Secondly, DRESUME provides the means for the ONTRAP routine to specify
the original or a chosen new environment, for resumption of normal
computation.
The action taken is determined by the value of the parameter LNB.
Parameter ADR18 is relevant only when LNB=0, and PC only when LNB is
greater than zero.
LNB=-2 At process start-up, asynchronous interrupts are
inhibited until the subsystem calls this entry point
to DRESUME. This enables the subsystem to initialise
itself properly for action. Subsequent calls of
this entry point have no effect.
LNB=-1 This entry point tells Director that the ONTRAP
routine has completed its critical operations and can
again accept asynchronous interrupts. If a
contingency is in fact queued at the time that this
entry point is called by the ONTRAP routine, a new
invocation of the ONTRAP routine is immediately
created. The environment supplied, by procedure READ
ID, to the new ONTRAP routine is that following the
call of DRESUME in the previous ONTRAP routine.
LNB=0 This entry point may be called only from the ONTRAP
state (otherwise the process stops with a main Oper
message SIGNAL FAIL 10) following an asynchronous
contingency or program error (SIGNAL FAIL 9 following
a virtual store error). The call informs Director
that computation is to be resumed at the point of
interruption. Parameter ADR18 must point to a copy
of the environment supplied to the subsystem by the
READ ID procedure. The process leaves the ONTRAP
state.
LNB>0 The values LNB, PC are transferred to the process
registers LNB and PC, and computation continues at PC
The value ADR18 is placed in the ACC, single length,
as a means of passing information to the new
computation.
The values assigned to the other registers are
indeterminate, therefore it is expected that PC will
point at or near an EXIT instruction so that a well-
defined environment can be reached. The LNB value
must be more than 5 words below the SF at the time
of the contingency, otherwise SIGNAL FAIL 7 occurs.
The process leaves the ONTRAP state.
PRIMECONTINGENCY
%externalintegerfn PRIME CONTINGENCY(%integer DR0, DR1, J, XNBVALUE)
The purpose of this procedure is to nominate a routine (the actual
parameter) which is to be executed on the occurrence of various
contingencies, both synchronous and asynchronous. The types of
contingencies which will invoke the ONTRAP routine are as follows:
Synchronous
*Virtual store errors.
*Program errors.
*Instruction counter interrupt (treated as program error).
Asynchronous
*Arrival of single-character "INT:" messages (as in INT:A, for
example, from an interactive terminal, or a TERMINATE to a
batch process from the main Oper console).

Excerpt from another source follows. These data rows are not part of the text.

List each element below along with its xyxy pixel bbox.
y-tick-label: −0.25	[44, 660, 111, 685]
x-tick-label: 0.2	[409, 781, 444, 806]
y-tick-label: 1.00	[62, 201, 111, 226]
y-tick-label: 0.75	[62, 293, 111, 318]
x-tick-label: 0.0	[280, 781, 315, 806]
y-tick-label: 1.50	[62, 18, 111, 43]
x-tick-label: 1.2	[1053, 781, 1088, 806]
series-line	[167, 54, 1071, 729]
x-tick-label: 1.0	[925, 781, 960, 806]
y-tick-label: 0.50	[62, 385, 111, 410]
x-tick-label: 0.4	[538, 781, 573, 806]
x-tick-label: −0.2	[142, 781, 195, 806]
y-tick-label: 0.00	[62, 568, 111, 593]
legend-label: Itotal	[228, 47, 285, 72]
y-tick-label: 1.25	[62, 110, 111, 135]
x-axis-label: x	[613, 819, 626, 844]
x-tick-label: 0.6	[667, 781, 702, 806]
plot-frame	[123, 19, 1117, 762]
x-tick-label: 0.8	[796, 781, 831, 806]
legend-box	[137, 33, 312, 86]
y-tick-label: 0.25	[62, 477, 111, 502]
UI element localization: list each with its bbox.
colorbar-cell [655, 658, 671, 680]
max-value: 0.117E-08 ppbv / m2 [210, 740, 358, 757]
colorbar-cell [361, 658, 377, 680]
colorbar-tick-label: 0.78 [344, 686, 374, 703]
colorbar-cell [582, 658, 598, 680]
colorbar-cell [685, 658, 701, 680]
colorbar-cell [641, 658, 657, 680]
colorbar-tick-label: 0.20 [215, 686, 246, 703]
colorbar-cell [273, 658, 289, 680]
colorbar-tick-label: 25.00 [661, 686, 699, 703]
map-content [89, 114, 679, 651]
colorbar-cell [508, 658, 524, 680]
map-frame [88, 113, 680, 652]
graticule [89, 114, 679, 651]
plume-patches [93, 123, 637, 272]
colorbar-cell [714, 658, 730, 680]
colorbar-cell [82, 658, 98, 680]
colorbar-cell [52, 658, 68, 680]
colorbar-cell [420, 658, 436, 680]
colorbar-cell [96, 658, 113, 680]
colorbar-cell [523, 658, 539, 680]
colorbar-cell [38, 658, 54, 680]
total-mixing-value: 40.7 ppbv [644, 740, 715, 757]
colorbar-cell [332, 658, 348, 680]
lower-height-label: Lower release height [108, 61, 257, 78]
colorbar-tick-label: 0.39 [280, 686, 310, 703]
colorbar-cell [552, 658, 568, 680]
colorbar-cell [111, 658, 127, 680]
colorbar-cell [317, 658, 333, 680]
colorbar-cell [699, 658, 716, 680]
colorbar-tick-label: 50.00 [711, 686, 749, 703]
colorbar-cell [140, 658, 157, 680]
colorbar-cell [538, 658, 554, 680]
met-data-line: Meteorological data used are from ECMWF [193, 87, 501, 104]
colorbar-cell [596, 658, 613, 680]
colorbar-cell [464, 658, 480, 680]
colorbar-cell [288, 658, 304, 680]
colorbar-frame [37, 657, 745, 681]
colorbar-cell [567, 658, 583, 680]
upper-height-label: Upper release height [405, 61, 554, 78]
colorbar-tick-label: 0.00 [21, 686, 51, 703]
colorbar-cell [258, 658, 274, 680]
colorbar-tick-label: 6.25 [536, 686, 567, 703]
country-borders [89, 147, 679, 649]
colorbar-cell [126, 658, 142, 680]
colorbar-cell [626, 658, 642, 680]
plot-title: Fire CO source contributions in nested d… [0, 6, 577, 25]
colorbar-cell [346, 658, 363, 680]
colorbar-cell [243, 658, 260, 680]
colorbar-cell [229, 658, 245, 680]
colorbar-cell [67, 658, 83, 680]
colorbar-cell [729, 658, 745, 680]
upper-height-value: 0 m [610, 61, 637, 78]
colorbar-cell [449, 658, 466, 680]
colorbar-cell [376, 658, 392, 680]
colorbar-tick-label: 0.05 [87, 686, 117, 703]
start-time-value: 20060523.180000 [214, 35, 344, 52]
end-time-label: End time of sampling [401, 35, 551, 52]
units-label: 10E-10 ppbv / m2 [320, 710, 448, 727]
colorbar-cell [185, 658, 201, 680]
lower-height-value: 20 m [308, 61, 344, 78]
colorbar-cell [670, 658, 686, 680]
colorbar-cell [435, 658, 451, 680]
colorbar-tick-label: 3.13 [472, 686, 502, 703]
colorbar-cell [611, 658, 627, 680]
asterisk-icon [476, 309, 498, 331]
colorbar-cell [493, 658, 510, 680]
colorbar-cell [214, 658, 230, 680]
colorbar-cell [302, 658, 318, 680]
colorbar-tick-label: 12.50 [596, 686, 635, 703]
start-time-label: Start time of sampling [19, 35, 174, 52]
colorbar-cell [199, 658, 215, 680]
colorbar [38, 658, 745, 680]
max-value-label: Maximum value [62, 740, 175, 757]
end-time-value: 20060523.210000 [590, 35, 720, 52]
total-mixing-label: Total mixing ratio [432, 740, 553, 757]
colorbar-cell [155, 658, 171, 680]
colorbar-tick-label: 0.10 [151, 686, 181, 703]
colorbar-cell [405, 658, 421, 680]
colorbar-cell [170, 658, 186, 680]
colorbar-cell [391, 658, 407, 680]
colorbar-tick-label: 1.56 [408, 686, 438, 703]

*Arrival of text messages from the machine operator or from
other processes.
*Arrival of "POFF" messages from other processes or from the
Supervisor (available only to privileged processes).
READID
%externalintegerfn READID(%integer ADR)
This function provides the process environment as it was at the
occurrence of the most recent contingency. The information is written
to the area whose address is given by parameter ADR. Currently, 18
words - the processor registers plus PC of erring or current
instruction - are returned, but space should be left for 32 words
altogether (for future extensions).
The interrupt data remains available for repeated reading until a call
of DRESUME (described below) is executed. An error result of 53 is
returned if no interrupt data is available, or of 45 if the address
supplied is not accessible.